The above product (2) can not only provide support for countermeasure design by hospitals, but can also facilitate derivation of a support system encompassing the countermeasures of all target hospitals. Therefore, using the above products (1) and (2), we proceed to derive the functional requirements for a support system (hereinafter, “comprehensive support system”) for prevention of overlooking problem, encompassing various types of hospital countermeasures from small-to large-scale.
The functional requirements were obtained using four procedures. (a) In order to reduce un-interpreted reports as much as possible, we extracted system-based “basic elements of countermeasure” from the product (2) and defined it as the “core function” of the comprehensive support system. (b) For hospitals that use just part of the core function and combine it with human-based countermeasures, we extracted from the product (2) the human-based “basic elements of countermeasure” and added them to the functional requirements. (c) We added functional requirements to deal with the final un-interpreted reports after implementing countermeasures using functions (a) and/or (b). (d) In the procedures (a) to (c), the functional requirements were configured so that various problems of the product (1) could be comprehensively improved. At that time, the functional requirements were adjusted depending on whether the relationship of the basic elements was “competition, coexistence, or cooperation”.

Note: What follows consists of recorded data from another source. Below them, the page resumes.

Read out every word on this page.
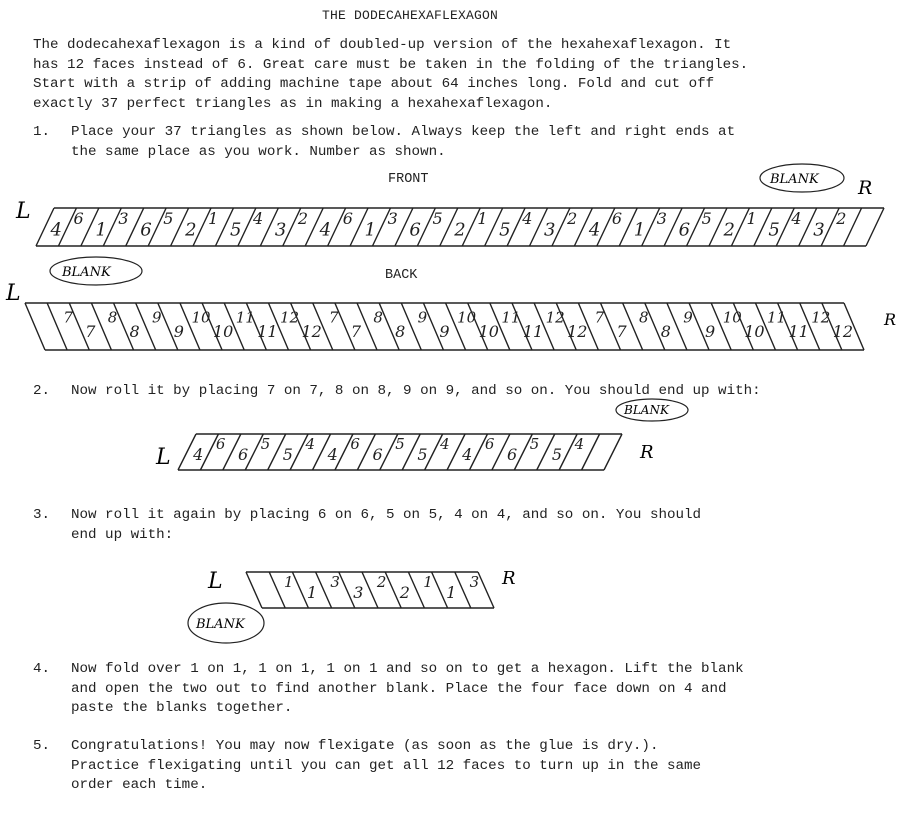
THE DODECAHEXAFLEXAGON
The dodecahexaflexagon is a kind of doubled-up version of the hexahexaflexagon. It
has 12 faces instead of 6. Great care must be taken in the folding of the triangles.
Start with a strip of adding machine tape about 64 inches long. Fold and cut off
exactly 37 perfect triangles as in making a hexahexaflexagon.
1.	Place your 37 triangles as shown below. Always keep the left and right ends at
the same place as you work. Number as shown.
FRONT
BACK
4
6
1
3
6
5
2
1
5
4
3
2
4
6
1
3
6
5
2
1
5
4
3
2
4
6
1
3
6
5
2
1
5
4
3
2
L
R
BLANK
7
7
8
8
9
9
10
10
11
11
12
12
7
7
8
8
9
9
10
10
11
11
12
12
7
7
8
8
9
9
10
10
11
11
12
12
BLANK
L
R
2.	Now roll it by placing 7 on 7, 8 on 8, 9 on 9, and so on. You should end up with:
4
6
6
5
5
4
4
6
6
5
5
4
4
6
6
5
5
4
BLANK
L	R
3.	Now roll it again by placing 6 on 6, 5 on 5, 4 on 4, and so on. You should
end up with:
1
1
3
3
2
2
1
1
3
L	R
BLANK
4.	Now fold over 1 on 1, 1 on 1, 1 on 1 and so on to get a hexagon. Lift the blank
and open the two out to find another blank. Place the four face down on 4 and
paste the blanks together.
5.	Congratulations! You may now flexigate (as soon as the glue is dry.).
Practice flexigating until you can get all 12 faces to turn up in the same
order each time.
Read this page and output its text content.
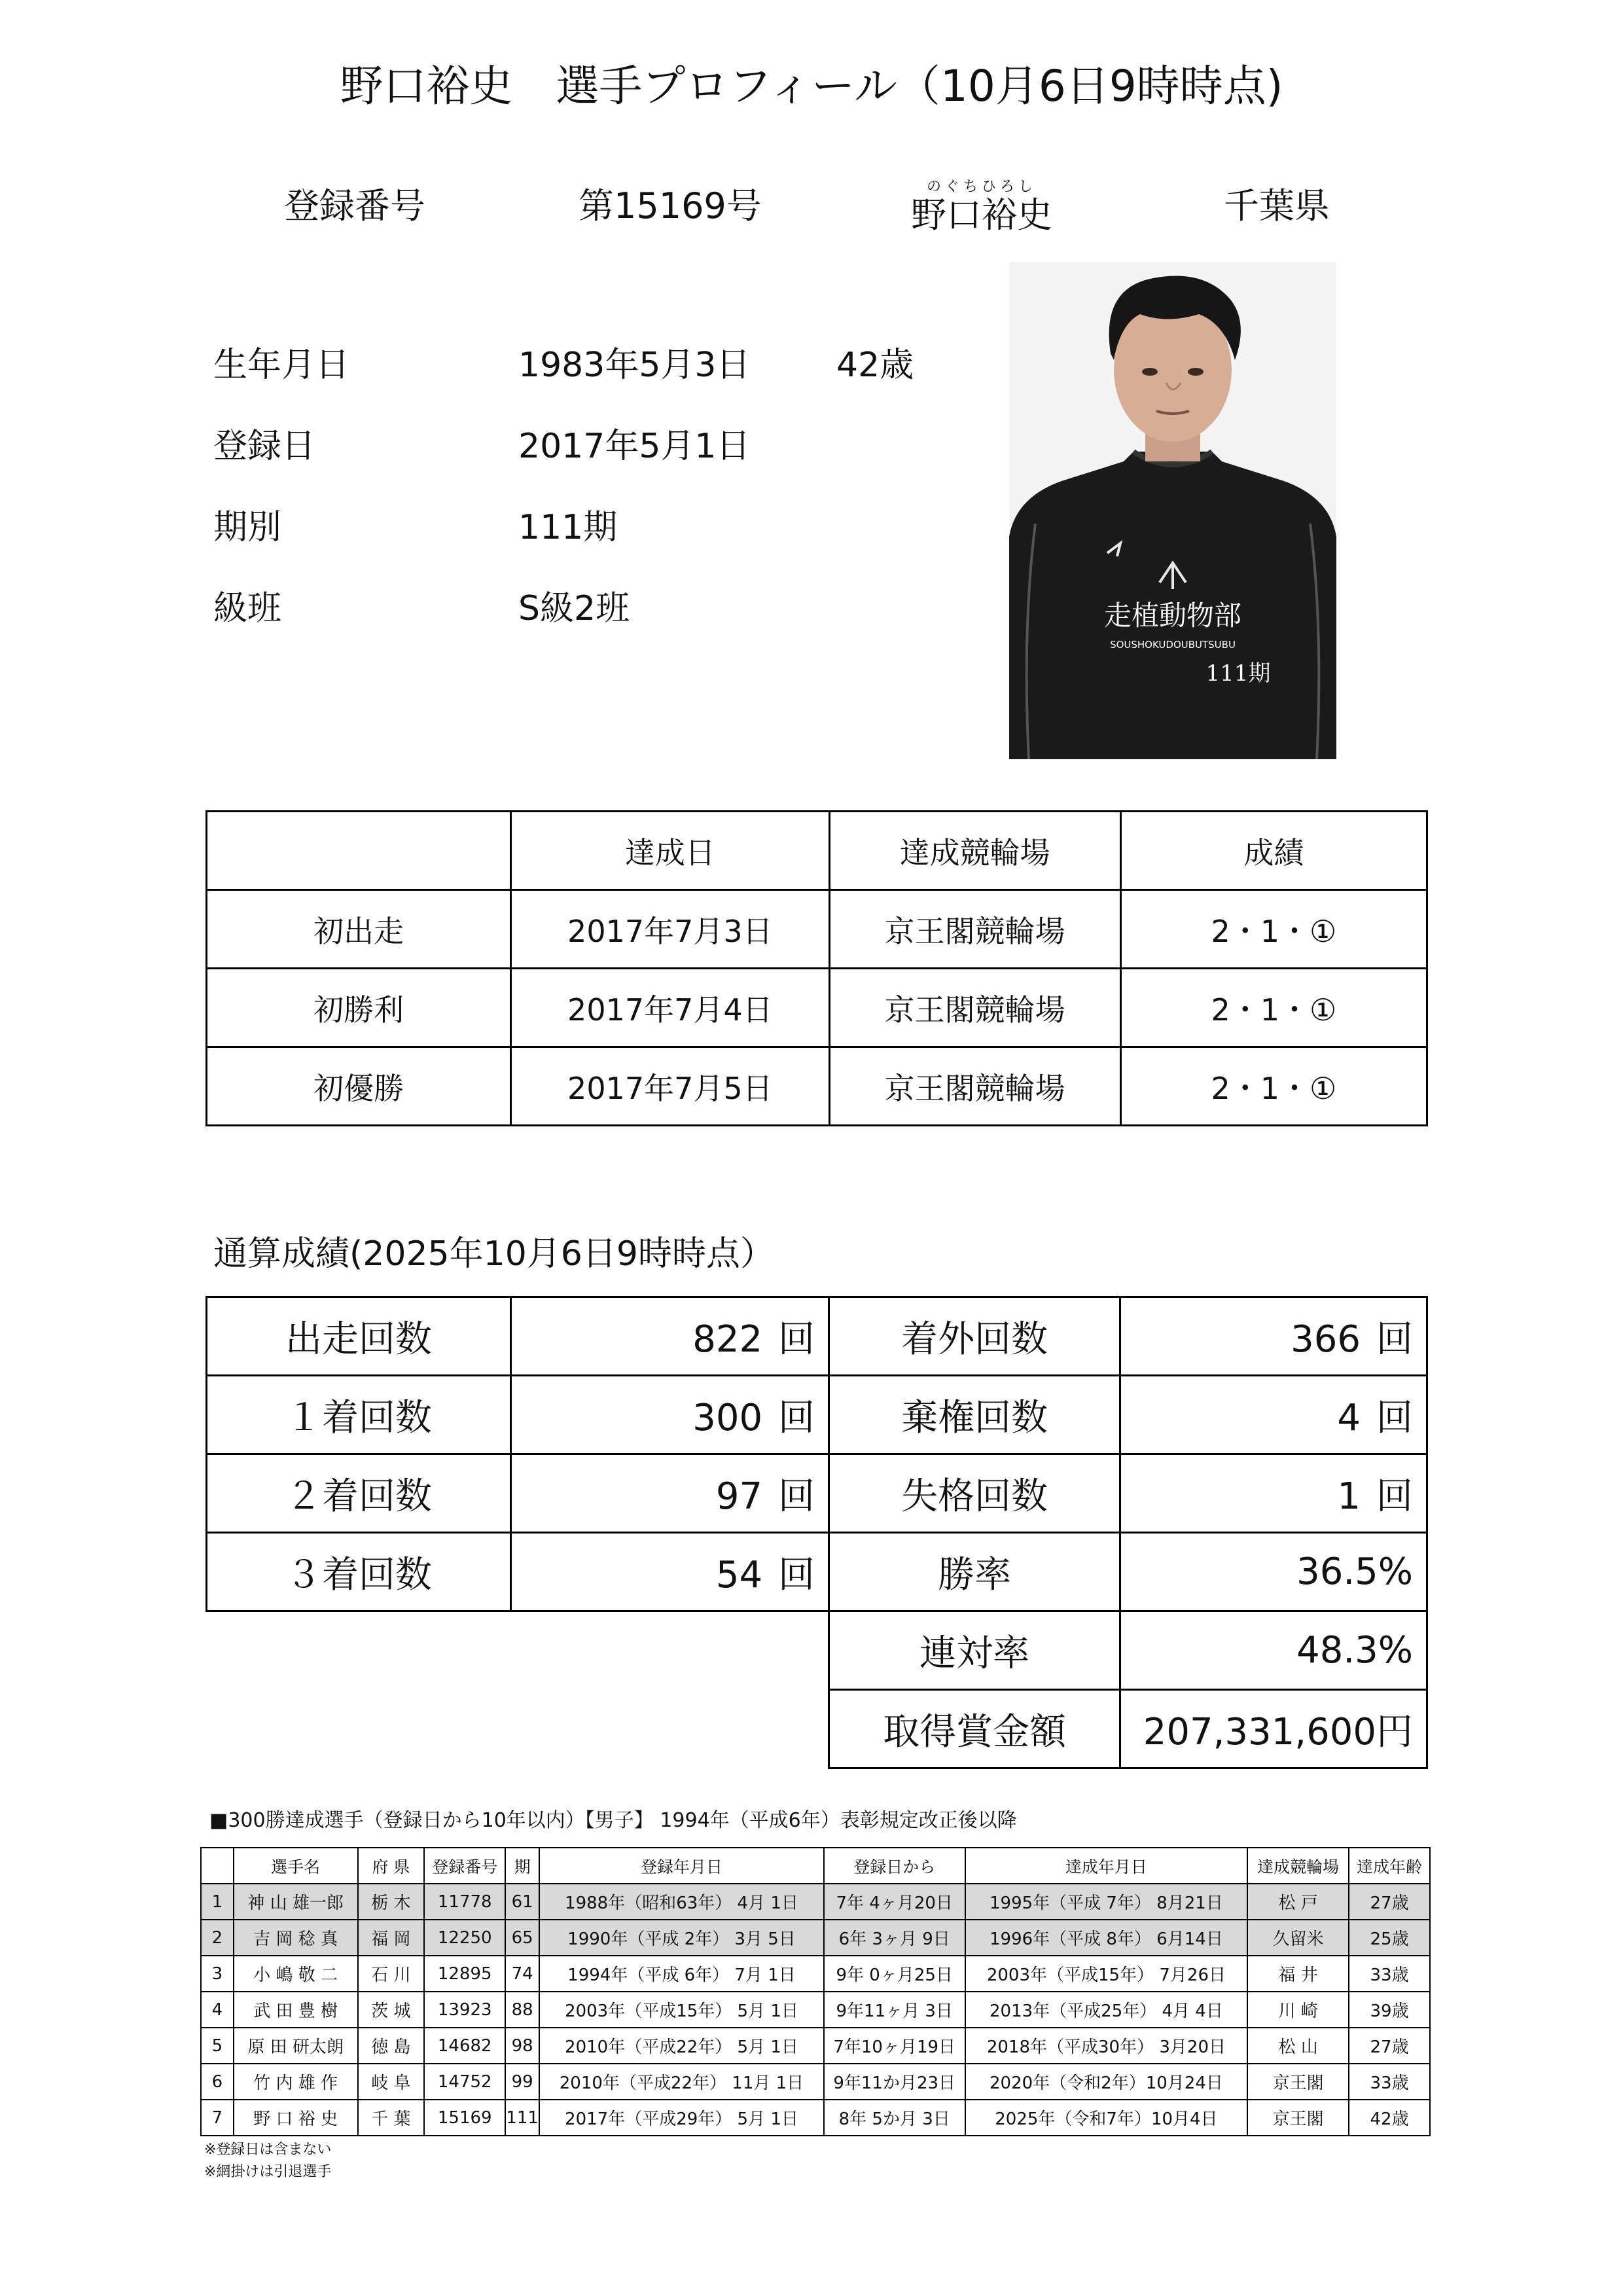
野口裕史　選手プロフィール（10月6日9時時点)
登録番号	第15169号	のぐちひろし
野口裕史	千葉県
生年月日	1983年5月3日	42歳
登録日	2017年5月1日
期別	111期
級班	S級2班	走植動物部
SOUSHOKUDOUBUTSUBU
111期
	達成日	達成競輪場	成績
初出走	2017年7月3日	京王閣競輪場	2・1・①
初勝利	2017年7月4日	京王閣競輪場	2・1・①
初優勝	2017年7月5日	京王閣競輪場	2・1・①
通算成績(2025年10月6日9時時点）
出走回数	822 回	着外回数	366 回
１着回数	300 回	棄権回数	4 回
２着回数	97 回	失格回数	1 回
３着回数	54 回	勝率	36.5%
		連対率	48.3%
		取得賞金額	207,331,600円
■300勝達成選手（登録日から10年以内）【男子】 1994年（平成6年）表彰規定改正後以降
	選手名	府 県	登録番号	期	登録年月日	登録日から	達成年月日	達成競輪場	達成年齢
1	神 山 雄一郎	栃 木	11778	61	1988年（昭和63年） 4月 1日	7年 4ヶ月20日	1995年（平成 7年） 8月21日	松 戸	27歳
2	吉 岡 稔 真	福 岡	12250	65	1990年（平成 2年） 3月 5日	6年 3ヶ月 9日	1996年（平成 8年） 6月14日	久留米	25歳
3	小 嶋 敬 二	石 川	12895	74	1994年（平成 6年） 7月 1日	9年 0ヶ月25日	2003年（平成15年） 7月26日	福 井	33歳
4	武 田 豊 樹	茨 城	13923	88	2003年（平成15年） 5月 1日	9年11ヶ月 3日	2013年（平成25年） 4月 4日	川 崎	39歳
5	原 田 研太朗	徳 島	14682	98	2010年（平成22年） 5月 1日	7年10ヶ月19日	2018年（平成30年） 3月20日	松 山	27歳
6	竹 内 雄 作	岐 阜	14752	99	2010年（平成22年） 11月 1日	9年11か月23日	2020年（令和2年）10月24日	京王閣	33歳
7	野 口 裕 史	千 葉	15169	111	2017年（平成29年） 5月 1日	8年 5か月 3日	2025年（令和7年）10月4日	京王閣	42歳
※登録日は含まない
※網掛けは引退選手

As a result of the above procedures, we derived the functional requirements of the comprehensive support system comprising 25 system-based segments that constitute the 6 core functions and 6 related human-based segments, plus 2 other segments, resulting in a total of 33 segments. These functional requirements not only comprehensively include the countermeasures implemented by the various hospitals, but can also suggest an answer to the question of “how should one design a system that makes it possible to flexibly modify the countermeasure pattern of a hospital in accordance with its own operational state”.